Guest More than 1 year ago
I read this book because Honor and I were classmates, graduating from Shortridge in 1963. One of my best friends was Gwen Solomon, the first African-American Junior Prom Queen. From the outside, Honor seemed to have had a perfect life - the book laid out the truths, as she knows them to be. It is a true testament, to the rest of us, that having it all is not what is important. Being able to trace your lineage,having trust funds or connections means crap if you don't know the truths surrounding you. Each chapter brought a dropped jaw and teary eyes. I applaude her bravery and for re-telling her father's story and giving voice to her mother's side.
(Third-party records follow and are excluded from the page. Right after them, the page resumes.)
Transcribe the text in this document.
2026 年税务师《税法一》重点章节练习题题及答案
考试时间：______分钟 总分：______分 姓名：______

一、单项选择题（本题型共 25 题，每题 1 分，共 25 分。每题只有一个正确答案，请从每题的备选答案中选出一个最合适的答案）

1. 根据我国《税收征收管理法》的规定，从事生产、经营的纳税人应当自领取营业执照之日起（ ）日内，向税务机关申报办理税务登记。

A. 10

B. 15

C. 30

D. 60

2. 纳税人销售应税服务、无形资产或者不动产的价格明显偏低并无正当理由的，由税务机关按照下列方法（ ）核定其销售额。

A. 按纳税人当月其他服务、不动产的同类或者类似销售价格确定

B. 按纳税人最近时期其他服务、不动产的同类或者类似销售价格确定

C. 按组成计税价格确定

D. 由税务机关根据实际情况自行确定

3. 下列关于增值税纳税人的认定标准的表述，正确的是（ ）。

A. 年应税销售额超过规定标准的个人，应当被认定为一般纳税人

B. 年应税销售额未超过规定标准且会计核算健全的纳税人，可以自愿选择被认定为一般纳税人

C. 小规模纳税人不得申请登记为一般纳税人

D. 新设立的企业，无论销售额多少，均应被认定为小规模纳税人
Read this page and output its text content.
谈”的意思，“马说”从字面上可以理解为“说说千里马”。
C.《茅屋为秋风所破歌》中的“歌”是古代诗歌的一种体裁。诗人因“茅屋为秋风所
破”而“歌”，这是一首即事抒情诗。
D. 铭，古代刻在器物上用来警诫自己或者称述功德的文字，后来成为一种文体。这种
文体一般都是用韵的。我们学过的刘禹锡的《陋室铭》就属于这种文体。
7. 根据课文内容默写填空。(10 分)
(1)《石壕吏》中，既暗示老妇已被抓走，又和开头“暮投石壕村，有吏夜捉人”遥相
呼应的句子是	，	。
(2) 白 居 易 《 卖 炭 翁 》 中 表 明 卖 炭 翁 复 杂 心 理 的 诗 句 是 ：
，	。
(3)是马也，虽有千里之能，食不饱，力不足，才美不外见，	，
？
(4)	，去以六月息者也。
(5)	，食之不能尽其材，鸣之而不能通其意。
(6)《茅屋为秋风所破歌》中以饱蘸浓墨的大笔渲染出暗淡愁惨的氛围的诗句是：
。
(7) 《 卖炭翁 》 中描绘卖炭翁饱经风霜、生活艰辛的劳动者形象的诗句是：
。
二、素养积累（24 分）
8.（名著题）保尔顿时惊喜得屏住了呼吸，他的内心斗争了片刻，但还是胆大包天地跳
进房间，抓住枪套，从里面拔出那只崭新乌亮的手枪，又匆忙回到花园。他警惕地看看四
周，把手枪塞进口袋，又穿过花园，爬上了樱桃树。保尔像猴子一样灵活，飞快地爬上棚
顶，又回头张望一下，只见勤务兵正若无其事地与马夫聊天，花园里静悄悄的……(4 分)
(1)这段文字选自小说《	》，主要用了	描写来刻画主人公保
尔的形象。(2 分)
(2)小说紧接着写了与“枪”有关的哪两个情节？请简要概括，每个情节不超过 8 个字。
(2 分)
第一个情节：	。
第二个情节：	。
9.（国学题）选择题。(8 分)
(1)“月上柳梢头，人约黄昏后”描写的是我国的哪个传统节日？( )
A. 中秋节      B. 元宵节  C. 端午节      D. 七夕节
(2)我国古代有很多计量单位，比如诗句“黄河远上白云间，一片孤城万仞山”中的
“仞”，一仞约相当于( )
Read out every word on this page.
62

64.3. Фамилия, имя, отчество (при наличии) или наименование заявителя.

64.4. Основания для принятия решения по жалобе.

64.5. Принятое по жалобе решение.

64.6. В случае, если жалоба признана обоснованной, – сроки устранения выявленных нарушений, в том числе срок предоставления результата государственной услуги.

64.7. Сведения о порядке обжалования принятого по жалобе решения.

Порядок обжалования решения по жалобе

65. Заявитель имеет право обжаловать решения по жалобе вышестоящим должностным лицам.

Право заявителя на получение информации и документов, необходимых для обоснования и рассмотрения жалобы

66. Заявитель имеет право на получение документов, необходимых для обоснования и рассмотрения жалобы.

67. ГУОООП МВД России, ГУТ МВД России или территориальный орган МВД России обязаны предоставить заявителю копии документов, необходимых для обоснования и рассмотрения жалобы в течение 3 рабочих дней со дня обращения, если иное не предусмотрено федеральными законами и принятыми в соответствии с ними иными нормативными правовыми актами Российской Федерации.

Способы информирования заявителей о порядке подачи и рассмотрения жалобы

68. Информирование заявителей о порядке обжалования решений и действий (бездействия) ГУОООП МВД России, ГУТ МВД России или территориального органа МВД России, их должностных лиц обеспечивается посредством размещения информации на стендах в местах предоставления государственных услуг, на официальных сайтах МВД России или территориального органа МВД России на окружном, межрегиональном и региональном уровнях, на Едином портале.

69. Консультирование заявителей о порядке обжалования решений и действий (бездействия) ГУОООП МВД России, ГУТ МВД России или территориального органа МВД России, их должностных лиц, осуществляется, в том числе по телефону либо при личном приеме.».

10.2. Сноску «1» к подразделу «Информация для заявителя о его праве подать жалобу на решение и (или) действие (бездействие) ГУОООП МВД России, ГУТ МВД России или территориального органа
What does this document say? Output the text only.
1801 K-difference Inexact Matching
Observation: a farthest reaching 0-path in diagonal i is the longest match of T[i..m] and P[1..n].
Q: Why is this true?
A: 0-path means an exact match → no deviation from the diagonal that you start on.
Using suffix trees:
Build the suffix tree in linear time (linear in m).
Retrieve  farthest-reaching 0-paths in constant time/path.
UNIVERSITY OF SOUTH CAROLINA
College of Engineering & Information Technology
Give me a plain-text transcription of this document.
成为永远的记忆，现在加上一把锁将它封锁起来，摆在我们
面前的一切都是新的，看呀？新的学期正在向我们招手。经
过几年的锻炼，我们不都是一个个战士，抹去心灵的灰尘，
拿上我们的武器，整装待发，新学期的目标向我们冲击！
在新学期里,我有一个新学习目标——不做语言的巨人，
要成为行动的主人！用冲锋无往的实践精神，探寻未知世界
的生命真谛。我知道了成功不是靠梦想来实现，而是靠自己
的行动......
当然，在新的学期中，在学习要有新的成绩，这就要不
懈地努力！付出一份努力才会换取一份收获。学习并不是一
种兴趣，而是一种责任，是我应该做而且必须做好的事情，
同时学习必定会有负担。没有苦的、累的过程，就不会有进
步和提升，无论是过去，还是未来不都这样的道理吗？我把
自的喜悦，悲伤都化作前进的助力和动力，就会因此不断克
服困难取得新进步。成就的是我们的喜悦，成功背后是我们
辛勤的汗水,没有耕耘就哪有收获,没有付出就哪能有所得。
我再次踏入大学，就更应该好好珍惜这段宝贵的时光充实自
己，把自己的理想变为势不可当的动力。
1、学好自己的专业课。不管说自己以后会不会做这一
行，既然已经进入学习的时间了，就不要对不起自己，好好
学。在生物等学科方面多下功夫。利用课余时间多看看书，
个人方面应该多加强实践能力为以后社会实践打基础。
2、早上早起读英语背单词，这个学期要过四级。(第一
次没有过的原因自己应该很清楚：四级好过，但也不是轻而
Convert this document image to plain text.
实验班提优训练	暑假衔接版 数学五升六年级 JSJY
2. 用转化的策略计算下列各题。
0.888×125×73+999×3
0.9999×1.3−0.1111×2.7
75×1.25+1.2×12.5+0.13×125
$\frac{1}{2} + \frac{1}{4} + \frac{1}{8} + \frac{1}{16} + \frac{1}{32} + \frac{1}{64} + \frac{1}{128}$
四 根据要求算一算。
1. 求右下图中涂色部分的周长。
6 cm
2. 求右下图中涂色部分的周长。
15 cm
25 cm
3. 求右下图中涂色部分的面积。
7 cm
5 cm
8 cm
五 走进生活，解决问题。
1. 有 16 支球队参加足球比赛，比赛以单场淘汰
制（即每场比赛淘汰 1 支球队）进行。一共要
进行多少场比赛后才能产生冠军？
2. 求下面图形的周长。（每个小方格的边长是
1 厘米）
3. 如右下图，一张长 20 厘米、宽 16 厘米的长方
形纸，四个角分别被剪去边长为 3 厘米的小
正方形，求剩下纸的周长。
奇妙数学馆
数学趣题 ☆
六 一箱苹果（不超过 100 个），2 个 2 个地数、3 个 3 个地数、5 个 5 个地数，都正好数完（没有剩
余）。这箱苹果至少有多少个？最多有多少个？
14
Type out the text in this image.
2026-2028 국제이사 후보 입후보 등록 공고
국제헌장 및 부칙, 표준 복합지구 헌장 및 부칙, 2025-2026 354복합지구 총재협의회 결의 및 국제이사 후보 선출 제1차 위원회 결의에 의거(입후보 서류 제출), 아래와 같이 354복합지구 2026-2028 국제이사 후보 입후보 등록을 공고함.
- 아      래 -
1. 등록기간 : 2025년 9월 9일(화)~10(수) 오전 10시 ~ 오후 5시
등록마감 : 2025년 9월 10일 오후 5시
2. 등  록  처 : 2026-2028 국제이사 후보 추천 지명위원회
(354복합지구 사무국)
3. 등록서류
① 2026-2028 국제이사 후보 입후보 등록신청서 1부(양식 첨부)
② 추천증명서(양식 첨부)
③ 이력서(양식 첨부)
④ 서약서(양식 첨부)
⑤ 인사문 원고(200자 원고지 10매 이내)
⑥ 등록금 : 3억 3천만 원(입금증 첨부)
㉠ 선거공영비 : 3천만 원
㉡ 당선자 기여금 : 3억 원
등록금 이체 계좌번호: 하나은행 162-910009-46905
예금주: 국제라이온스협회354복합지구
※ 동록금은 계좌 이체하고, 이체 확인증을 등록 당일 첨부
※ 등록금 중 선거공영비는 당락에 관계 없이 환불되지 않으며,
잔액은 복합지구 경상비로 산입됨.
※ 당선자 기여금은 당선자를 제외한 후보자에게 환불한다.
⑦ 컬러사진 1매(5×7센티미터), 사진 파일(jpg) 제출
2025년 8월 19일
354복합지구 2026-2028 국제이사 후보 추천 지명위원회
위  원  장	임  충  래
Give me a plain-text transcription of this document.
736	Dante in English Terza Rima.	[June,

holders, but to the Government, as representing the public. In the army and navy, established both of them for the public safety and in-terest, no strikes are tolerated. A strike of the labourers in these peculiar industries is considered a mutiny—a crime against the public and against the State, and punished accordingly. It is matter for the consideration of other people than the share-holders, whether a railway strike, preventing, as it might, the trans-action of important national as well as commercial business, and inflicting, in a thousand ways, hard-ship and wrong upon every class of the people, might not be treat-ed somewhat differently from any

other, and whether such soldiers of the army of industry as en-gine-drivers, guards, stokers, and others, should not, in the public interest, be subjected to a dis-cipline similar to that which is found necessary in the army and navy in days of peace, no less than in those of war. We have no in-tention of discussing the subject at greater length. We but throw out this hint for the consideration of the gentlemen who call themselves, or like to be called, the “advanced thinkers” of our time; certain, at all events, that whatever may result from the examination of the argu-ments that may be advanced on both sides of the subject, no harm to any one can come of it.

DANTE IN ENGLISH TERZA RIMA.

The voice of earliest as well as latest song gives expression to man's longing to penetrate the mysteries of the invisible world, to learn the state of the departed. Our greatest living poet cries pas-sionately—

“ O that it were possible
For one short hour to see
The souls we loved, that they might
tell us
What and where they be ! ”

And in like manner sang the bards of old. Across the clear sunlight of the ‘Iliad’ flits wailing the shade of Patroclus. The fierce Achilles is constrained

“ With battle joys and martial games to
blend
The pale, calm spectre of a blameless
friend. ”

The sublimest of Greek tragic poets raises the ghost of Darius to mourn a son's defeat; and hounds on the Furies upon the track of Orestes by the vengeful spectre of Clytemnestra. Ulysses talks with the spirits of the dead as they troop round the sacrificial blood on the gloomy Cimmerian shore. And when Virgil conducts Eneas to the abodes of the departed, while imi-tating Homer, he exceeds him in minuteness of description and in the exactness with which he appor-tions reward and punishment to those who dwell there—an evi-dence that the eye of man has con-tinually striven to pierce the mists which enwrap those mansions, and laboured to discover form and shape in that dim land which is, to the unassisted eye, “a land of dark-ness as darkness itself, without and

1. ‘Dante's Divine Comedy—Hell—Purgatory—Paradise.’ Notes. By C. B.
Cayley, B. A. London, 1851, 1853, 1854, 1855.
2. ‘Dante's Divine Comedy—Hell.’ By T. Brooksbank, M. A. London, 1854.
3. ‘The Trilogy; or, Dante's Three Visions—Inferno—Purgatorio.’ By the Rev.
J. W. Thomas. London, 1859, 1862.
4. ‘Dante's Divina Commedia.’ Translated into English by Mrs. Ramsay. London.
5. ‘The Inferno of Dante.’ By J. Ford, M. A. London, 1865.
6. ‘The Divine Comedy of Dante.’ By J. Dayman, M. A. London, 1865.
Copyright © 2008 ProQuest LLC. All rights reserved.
Guest More than 1 year ago
i had the privilege of reading an advance copy of this book. i think it's pulitzer prize winning material. a really important american story--complex, grand, dramatic, enthralling, moving. i mean, money, sex, god, and glamour--who could ask for anything more? honor moore is, of course, a marvelous writer--and this is eye-popping material. a must read.
Hillerm on LibraryThing More than 1 year ago
Honor and I are the same age, and I found myself tracking with her on all the familial, churchly, priestly observations that she made in the course of her book. As a priest and a gay man, I appreciated walking along with both her and her father as they wrestled with what life and God had given them. I found this book difficult to put down.
catalogthis on LibraryThing More than 1 year ago
Just couldn't get into it. It felt... gossipy. Which I could forgive for a chapter or two (when the author is still trying to hook the reader), but which seemed cheap and false after 100 pages of unsubtle foreshadowing and little-to-no reflection or insight.For this, I had to create a new bookshelf: abandoned.
Anonymous More than 1 year ago
Guest More than 1 year ago
This is an unusual peek behind the Rectory door.